Former Pennsylvania Office of Attorney General’s prosecutor Frank G. Fina may have had a busy day on January 21, 2009, but at 4:56 in the afternoon he found the time to send out 22 inappropriate images from his work email to Lewisburg attorney Jeffrey J. Crossland, some of which were “recommendations” on novel, X-rated ways to evaluate the job performance of female employees. Several of the photos graphically suggested that women are best able please their male bosses while on their knees. Crossland’s response: "You are on a roll today, my man."
“Bulldog” prosecutor Fina is a central figure in the byzantine political scandal in Pennsylvania, now unimaginatively called “Porngate,” revolving around state workers—many of them top officials—circulating pornographic and racially offensive images via their workplace emails. The veteran attorney was an avid participant.
“Private” emails got revealed, however, and heads are rolling. Supreme Court Justice Seamus McCaffery sent porn to state workers’ emails and was forced into early retirement. Pennsylvania Department of Environmental Protection Secretary E. Christopher Abruzzo and a senior aide resigned in October for the same reason. Dozens more state officials have been implicated and there's no telling where the scandal will end. The latest high-profile casualty is Supreme Court Justice J. Michael Eakin, a 66-year-old Republican who was suspended by the state's judicial ethics tribunal on December 22 for lewd emails he sent from a private server to government email accounts under the name of "John Smith."
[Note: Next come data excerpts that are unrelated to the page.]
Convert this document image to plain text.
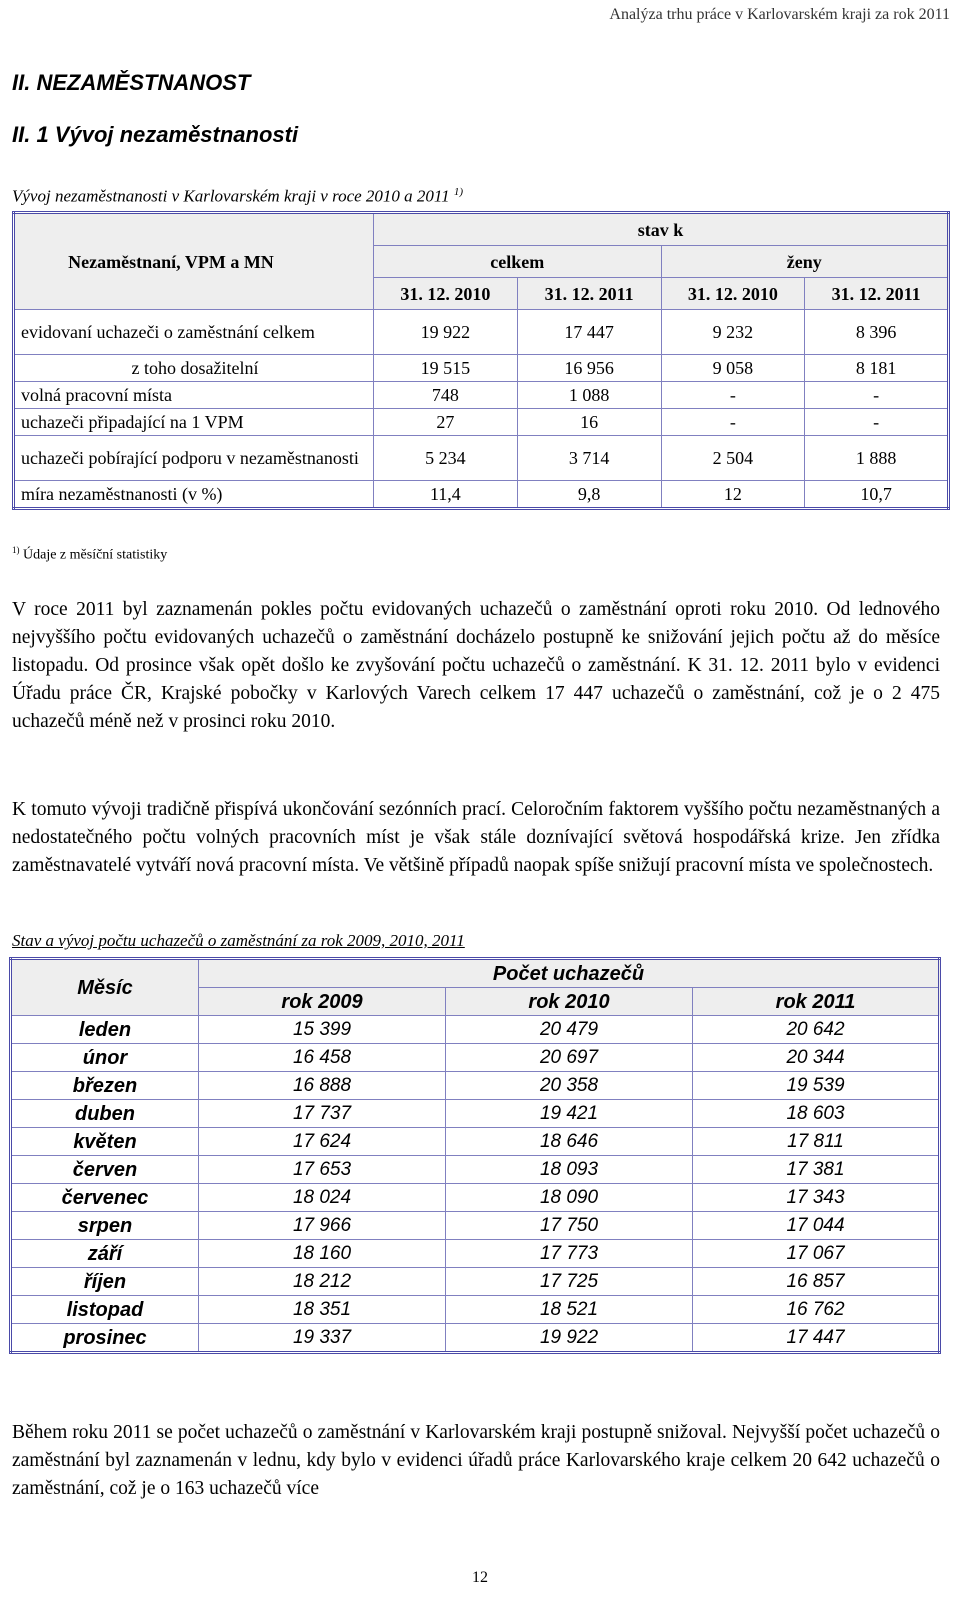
Analýza trhu práce v Karlovarském kraji za rok 2011
II. NEZAMĚSTNANOST
II. 1 Vývoj nezaměstnanosti
Vývoj nezaměstnanosti v Karlovarském kraji v roce 2010 a 2011 $^{1)}$
Nezaměstnaní, VPM a MN	stav k			
	celkem		ženy	
	31. 12. 2010	31. 12. 2011	31. 12. 2010	31. 12. 2011
evidovaní uchazeči o zaměstnání celkem	19 922	17 447	9 232	8 396
z toho dosažitelní	19 515	16 956	9 058	8 181
volná pracovní místa	748	1 088	-	-
uchazeči připadající na 1 VPM	27	16	-	-
uchazeči pobírající podporu v nezaměstnanosti	5 234	3 714	2 504	1 888
míra nezaměstnanosti (v %)	11,4	9,8	12	10,7
$^{1)}$ Údaje z měsíční statistiky

V roce 2011 byl zaznamenán pokles počtu evidovaných uchazečů o zaměstnání oproti roku 2010. Od lednového nejvyššího počtu evidovaných uchazečů o zaměstnání docházelo postupně ke snižování jejich počtu až do měsíce listopadu. Od prosince však opět došlo ke zvyšování počtu uchazečů o zaměstnání. K 31. 12. 2011 bylo v evidenci Úřadu práce ČR, Krajské pobočky v Karlových Varech celkem 17 447 uchazečů o zaměstnání, což je o 2 475 uchazečů méně než v prosinci roku 2010.

K tomuto vývoji tradičně přispívá ukončování sezónních prací. Celoročním faktorem vyššího počtu nezaměstnaných a nedostatečného počtu volných pracovních míst je však stále doznívající světová hospodářská krize. Jen zřídka zaměstnavatelé vytváří nová pracovní místa. Ve většině případů naopak spíše snižují pracovní místa ve společnostech.

Stav a vývoj počtu uchazečů o zaměstnání za rok 2009, 2010, 2011
Měsíc	Počet uchazečů		
	rok 2009	rok 2010	rok 2011
leden	15 399	20 479	20 642
únor	16 458	20 697	20 344
březen	16 888	20 358	19 539
duben	17 737	19 421	18 603
květen	17 624	18 646	17 811
červen	17 653	18 093	17 381
červenec	18 024	18 090	17 343
srpen	17 966	17 750	17 044
září	18 160	17 773	17 067
říjen	18 212	17 725	16 857
listopad	18 351	18 521	16 762
prosinec	19 337	19 922	17 447

Během roku 2011 se počet uchazečů o zaměstnání v Karlovarském kraji postupně snižoval. Nejvyšší počet uchazečů o zaměstnání byl zaznamenán v lednu, kdy bylo v evidenci úřadů práce Karlovarského kraje celkem 20 642 uchazečů o zaměstnání, což je o 163 uchazečů více

12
At the center of the tawdry affair is Pennsylvania attorney general Kathleen Kane, a Democrat and former rising star in the party, who’s been releasing incriminating emails, sent between 2008 and 2012, which contain pornography, jokes about rape and sexual assault, and photos mocking minorities—lame stuff like black people and fried chicken.
Kane, while running for office, got involved in a feud with former attorney general, Republican Tom Corbett, whom she accused of delaying—for political purposes—the prosecution of Jerry Sandusky, the Penn State football coach who was convicted of child sexual assault. Fina was in charge of the state’s case, and he resented Kane’s insinuations. The porn-loving prosecutor sued Kane for defamation in response, and after leaving his job and moving to the Philadelphia District Attorney's office when Kane arrived in office in January 2013, he became a central figure in an investigation into Kane for leaking grand jury information in an unrelated case to the Philadelphia Daily News. Now she's facing two counts of felony perjury, and her law license has been suspended.
What it boils down to is Kane says she was indicted because of the emails she's been releasing, while her opponents countercharge she's using the emails as a smokescreen for her own legal problems. Throw into the mix the fact that some of the emails were sent by Kane’s twin sister (which Kane initially tried to deny), state prosecutor Ellen Granahan Goffer, and things get juicier, especially now that there are allegations that Kane herself was copied on several offensive emails.
Kane went after the second highest elective office in Pennsylvania to clean things up after Republicans had controlled it for over 30 years. The “old boy” club was entrenched—her sister was a prosecutor there and told her all about it—but Kane was going to change that. She then stepped on a rattlesnake named Frank Fina, who is known for his hatred of corrupt politicians and ability to put them in prison. He's widely despised in Harrisburg for his aggressive approach and this pleases him. Fina is like former NBA superstar and “professional villain” Reggie Miller used to be when his team played on the road, savoring boos and insults from hostile fans.
Fina’s keeping his job in the Philly D.A.’s office. He just has to take some “sensitivity training” to fix his bad email habits. Kane stumbled upon the porn emails in her Sandusky investigation, and seeing her nemesis, the state prosecutor, was a participant, her eyes must’ve lit up. She couldn't resist, oblivious to the chain of events she was about to set off. The Democratic governor of Pennsylvania, Tom Wolf, has asked Kane to step down, but she's hanging in there.
Fina worked his way up to his prosecutor’s job, learning a lot of tricks along the way, while Kane arrived at the top with a lot of grand ideas for change. He was probably the wrong guy to mess with. Letting things get personal could turn out to be the worst mistake she's ever made.
When Jeffrey Crossland emailed Fina that he was on a roll that day, maybe he meant it in a weary, condescending way. It's hard to tell. Why didn’t one of these accomplished adults receiving inappropriate workplace emails complain? Fina probably wishes Crossland had told him to behave like a professional, because he now has the whiff of porn about him.
A bunch of overgrown frat boys misbehaving on the job in powerful positions with major power isn’t pretty. There are no winners in here, with plenty of drama still in store. It's just a matter of who loses the least. That person doesn't appear to be Katherine Kane.